Für die Anwendung und Bemessung unserer dünnwandigen Konstruktionselemente ist die DIN 1055 – Einwirkungen auf Tragwerke – von maßgebender Bedeutung.

Ab dem 01. Januar 2007 wurde bundesweit die neue Lastnorm DIN 1055 eingeführt und ersetzt die bestehende Norm.

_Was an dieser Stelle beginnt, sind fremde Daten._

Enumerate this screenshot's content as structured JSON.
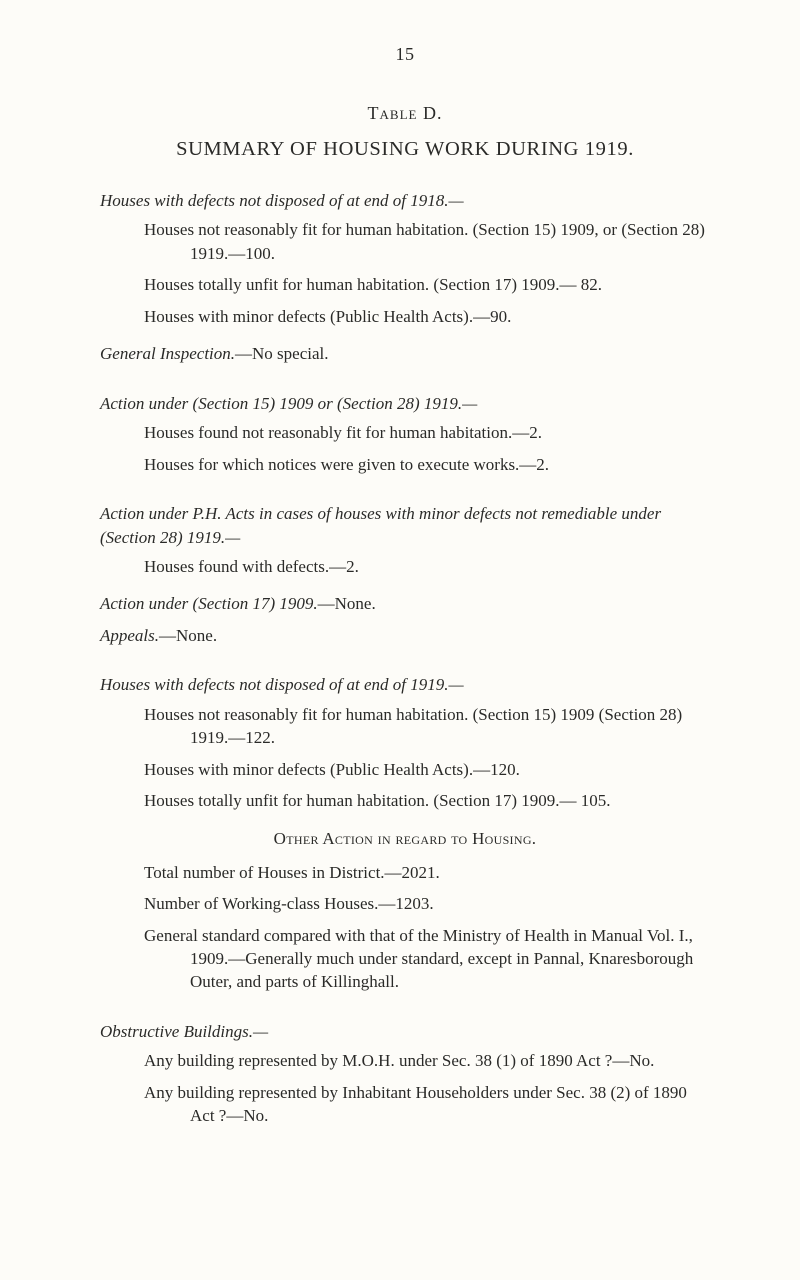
{
  "page_number": "15",
  "table_label": "Table D.",
  "title": "SUMMARY OF HOUSING WORK DURING 1919.",
  "s1": {
    "heading": "Houses with defects not disposed of at end of 1918.—",
    "p1": "Houses not reasonably fit for human habitation. (Section 15) 1909, or (Section 28) 1919.—100.",
    "p2": "Houses totally unfit for human habitation. (Section 17) 1909.— 82.",
    "p3": "Houses with minor defects (Public Health Acts).—90."
  },
  "s2": {
    "line": "General Inspection.—No special."
  },
  "s3": {
    "heading": "Action under (Section 15) 1909 or (Section 28) 1919.—",
    "p1": "Houses found not reasonably fit for human habitation.—2.",
    "p2": "Houses for which notices were given to execute works.—2."
  },
  "s4": {
    "heading": "Action under P.H. Acts in cases of houses with minor defects not remediable under (Section 28) 1919.—",
    "p1": "Houses found with defects.—2."
  },
  "s5": {
    "line": "Action under (Section 17) 1909.—None."
  },
  "s6": {
    "line": "Appeals.—None."
  },
  "s7": {
    "heading": "Houses with defects not disposed of at end of 1919.—",
    "p1": "Houses not reasonably fit for human habitation. (Section 15) 1909 (Section 28) 1919.—122.",
    "p2": "Houses with minor defects (Public Health Acts).—120.",
    "p3": "Houses totally unfit for human habitation. (Section 17) 1909.— 105."
  },
  "subhead": "Other Action in regard to Housing.",
  "s8": {
    "p1": "Total number of Houses in District.—2021.",
    "p2": "Number of Working-class Houses.—1203.",
    "p3": "General standard compared with that of the Ministry of Health in Manual Vol. I., 1909.—Generally much under standard, except in Pannal, Knaresborough Outer, and parts of Killinghall."
  },
  "s9": {
    "heading": "Obstructive Buildings.—",
    "p1": "Any building represented by M.O.H. under Sec. 38 (1) of 1890 Act ?—No.",
    "p2": "Any building represented by Inhabitant Householders under Sec. 38 (2) of 1890 Act ?—No."
  }
}
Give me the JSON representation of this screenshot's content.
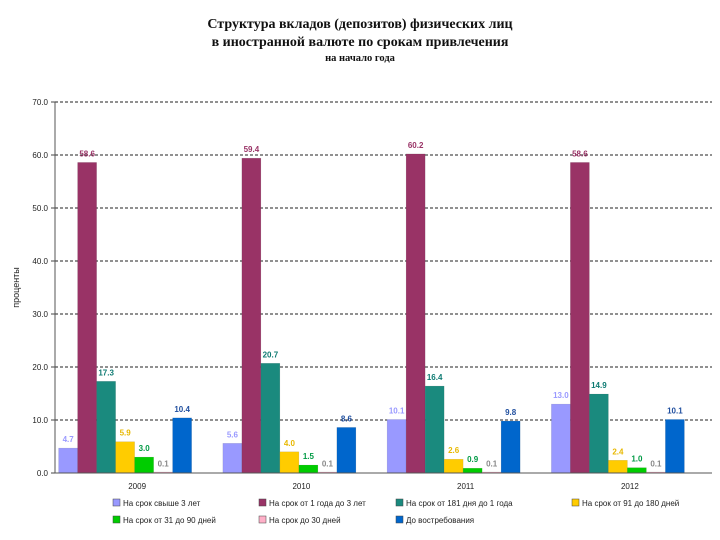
{
  "chart_data": {
    "type": "bar",
    "title": "Структура вкладов (депозитов) физических лиц",
    "title_line2": "в иностранной валюте по срокам привлечения",
    "subtitle": "на начало года",
    "xlabel": "",
    "ylabel": "проценты",
    "ylim": [
      0,
      70
    ],
    "yticks": [
      "0.0",
      "10.0",
      "20.0",
      "30.0",
      "40.0",
      "50.0",
      "60.0",
      "70.0"
    ],
    "gridlines": "dotted",
    "legend_position": "bottom",
    "categories": [
      "2009",
      "2010",
      "2011",
      "2012"
    ],
    "series": [
      {
        "name": "На срок свыше 3 лет",
        "color": "#9999ff",
        "label_color": "#9999ff",
        "values": [
          4.7,
          5.6,
          10.1,
          13.0
        ]
      },
      {
        "name": "На срок от 1 года до 3 лет",
        "color": "#993366",
        "label_color": "#993366",
        "values": [
          58.6,
          59.4,
          60.2,
          58.6
        ]
      },
      {
        "name": "На срок от 181 дня до 1 года",
        "color": "#1a8a7e",
        "label_color": "#0d7a72",
        "values": [
          17.3,
          20.7,
          16.4,
          14.9
        ]
      },
      {
        "name": "На срок от 91 до 180 дней",
        "color": "#ffcc00",
        "label_color": "#e8b800",
        "values": [
          5.9,
          4.0,
          2.6,
          2.4
        ]
      },
      {
        "name": "На срок от 31 до 90 дней",
        "color": "#00cc00",
        "label_color": "#009a44",
        "values": [
          3.0,
          1.5,
          0.9,
          1.0
        ]
      },
      {
        "name": "На срок до 30 дней",
        "color": "#ffb0c8",
        "label_color": "#888888",
        "values": [
          0.1,
          0.1,
          0.1,
          0.1
        ]
      },
      {
        "name": "До востребования",
        "color": "#0066cc",
        "label_color": "#1f4e9e",
        "values": [
          10.4,
          8.6,
          9.8,
          10.1
        ]
      }
    ]
  }
}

Im Rahmen der fortschreitenden Überführung von DIN-Standards in europäische Standards, wurde auch die DIN 1055 komplett überarbeitet. Besonders die Einwirkungen / Belastungen auf Tragwerke durch Wind, Schnee und Eis, die die Grundlage für die Bemessung der Tragfähigkeit und den Nachweis der Gebrauchstauglichkeit von Tragwerken liefern, haben sich grundlegend geändert.

Die Einbettung der Nachweise erfolgte in das neue Sicherheitskonzept, welches in der DIN 1055-100 festgelegt wurde.

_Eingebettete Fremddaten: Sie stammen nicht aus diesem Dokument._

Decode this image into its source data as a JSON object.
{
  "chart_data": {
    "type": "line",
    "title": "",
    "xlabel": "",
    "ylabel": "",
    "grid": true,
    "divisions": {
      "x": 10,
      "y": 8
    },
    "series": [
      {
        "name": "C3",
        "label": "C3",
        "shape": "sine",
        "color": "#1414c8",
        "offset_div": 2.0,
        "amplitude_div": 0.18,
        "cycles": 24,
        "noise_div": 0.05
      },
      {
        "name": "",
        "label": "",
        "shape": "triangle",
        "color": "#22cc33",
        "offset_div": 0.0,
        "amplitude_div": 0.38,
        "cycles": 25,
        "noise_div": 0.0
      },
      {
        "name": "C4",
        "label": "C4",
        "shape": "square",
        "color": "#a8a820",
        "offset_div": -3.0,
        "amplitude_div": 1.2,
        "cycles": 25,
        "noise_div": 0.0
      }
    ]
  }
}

Im Nachfolgenden erhalten Sie einen Überblick der wichtigsten neuen Regelungen, ohne Anspruch auf Vollständigkeit.

  • Deutschland ist neu in 4 Windzonen eingeteilt.
  • Neufassung der Schneezonenkarte mit veränderter Zoneneinteilung.
  • Umfangreiche neue Regelungen zu Schneeanhäufungen. Hier gibt es Formelbeiwerte, abhängig von der Bauform des Gebäudes und der Dachneigung, z.B. Pult-, Sattel-, Shed-, Tonnendach, etc., die zu eine Erhöhung bzw. Verminderung der Schneelast führen können.

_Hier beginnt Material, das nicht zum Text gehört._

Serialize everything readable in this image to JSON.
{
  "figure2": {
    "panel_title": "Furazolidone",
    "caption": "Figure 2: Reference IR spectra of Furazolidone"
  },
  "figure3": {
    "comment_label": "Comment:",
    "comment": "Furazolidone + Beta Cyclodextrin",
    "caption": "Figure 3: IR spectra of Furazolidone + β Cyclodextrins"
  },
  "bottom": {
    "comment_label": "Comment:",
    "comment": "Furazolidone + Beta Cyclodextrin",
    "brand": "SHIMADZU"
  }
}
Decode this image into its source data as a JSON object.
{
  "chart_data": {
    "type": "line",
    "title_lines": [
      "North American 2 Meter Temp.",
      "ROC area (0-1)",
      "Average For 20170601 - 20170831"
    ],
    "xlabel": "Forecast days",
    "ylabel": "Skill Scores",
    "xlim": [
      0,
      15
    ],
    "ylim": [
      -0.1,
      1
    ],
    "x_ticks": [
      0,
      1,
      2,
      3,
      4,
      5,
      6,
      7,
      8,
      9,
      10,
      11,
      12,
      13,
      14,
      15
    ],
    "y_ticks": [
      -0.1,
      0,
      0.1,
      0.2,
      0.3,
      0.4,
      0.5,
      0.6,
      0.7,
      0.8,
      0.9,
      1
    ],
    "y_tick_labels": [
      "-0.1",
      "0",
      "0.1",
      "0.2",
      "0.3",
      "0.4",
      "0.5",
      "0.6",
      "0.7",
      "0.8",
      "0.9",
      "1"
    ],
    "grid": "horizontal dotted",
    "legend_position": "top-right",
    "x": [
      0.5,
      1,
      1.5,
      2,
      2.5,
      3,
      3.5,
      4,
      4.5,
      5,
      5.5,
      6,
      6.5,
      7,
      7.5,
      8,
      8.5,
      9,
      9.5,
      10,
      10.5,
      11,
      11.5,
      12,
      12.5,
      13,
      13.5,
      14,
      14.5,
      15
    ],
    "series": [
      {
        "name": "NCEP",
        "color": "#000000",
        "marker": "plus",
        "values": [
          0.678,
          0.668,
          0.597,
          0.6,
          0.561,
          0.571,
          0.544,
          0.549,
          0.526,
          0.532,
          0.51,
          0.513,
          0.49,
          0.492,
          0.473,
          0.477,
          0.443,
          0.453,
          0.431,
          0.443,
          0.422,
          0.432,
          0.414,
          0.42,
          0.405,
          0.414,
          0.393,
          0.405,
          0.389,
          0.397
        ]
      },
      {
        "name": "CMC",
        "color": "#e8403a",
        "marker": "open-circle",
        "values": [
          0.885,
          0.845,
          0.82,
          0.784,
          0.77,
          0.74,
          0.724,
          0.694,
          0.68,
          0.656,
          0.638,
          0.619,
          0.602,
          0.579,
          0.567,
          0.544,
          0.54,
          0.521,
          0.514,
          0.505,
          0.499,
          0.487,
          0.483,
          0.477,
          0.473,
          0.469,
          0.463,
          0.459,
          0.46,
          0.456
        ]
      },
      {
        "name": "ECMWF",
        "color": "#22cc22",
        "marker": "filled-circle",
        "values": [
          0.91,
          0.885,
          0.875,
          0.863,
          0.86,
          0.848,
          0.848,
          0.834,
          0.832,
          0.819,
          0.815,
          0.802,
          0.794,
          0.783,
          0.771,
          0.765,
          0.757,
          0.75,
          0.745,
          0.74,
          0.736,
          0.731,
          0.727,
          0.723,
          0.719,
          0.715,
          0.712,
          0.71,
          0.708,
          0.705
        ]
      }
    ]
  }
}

Es ist zu beachten, dass die anzusetzenden Belastungen aus Schnee und Wind wesentlich differenzierter zu betrachten sind. Hierbei kommt der genauen Abklärung der Bauortdaten und der Bauform mit Gebäudeabmessungen und Dachneigungen für die Planung und Kalkulation größte Bedeutung zu.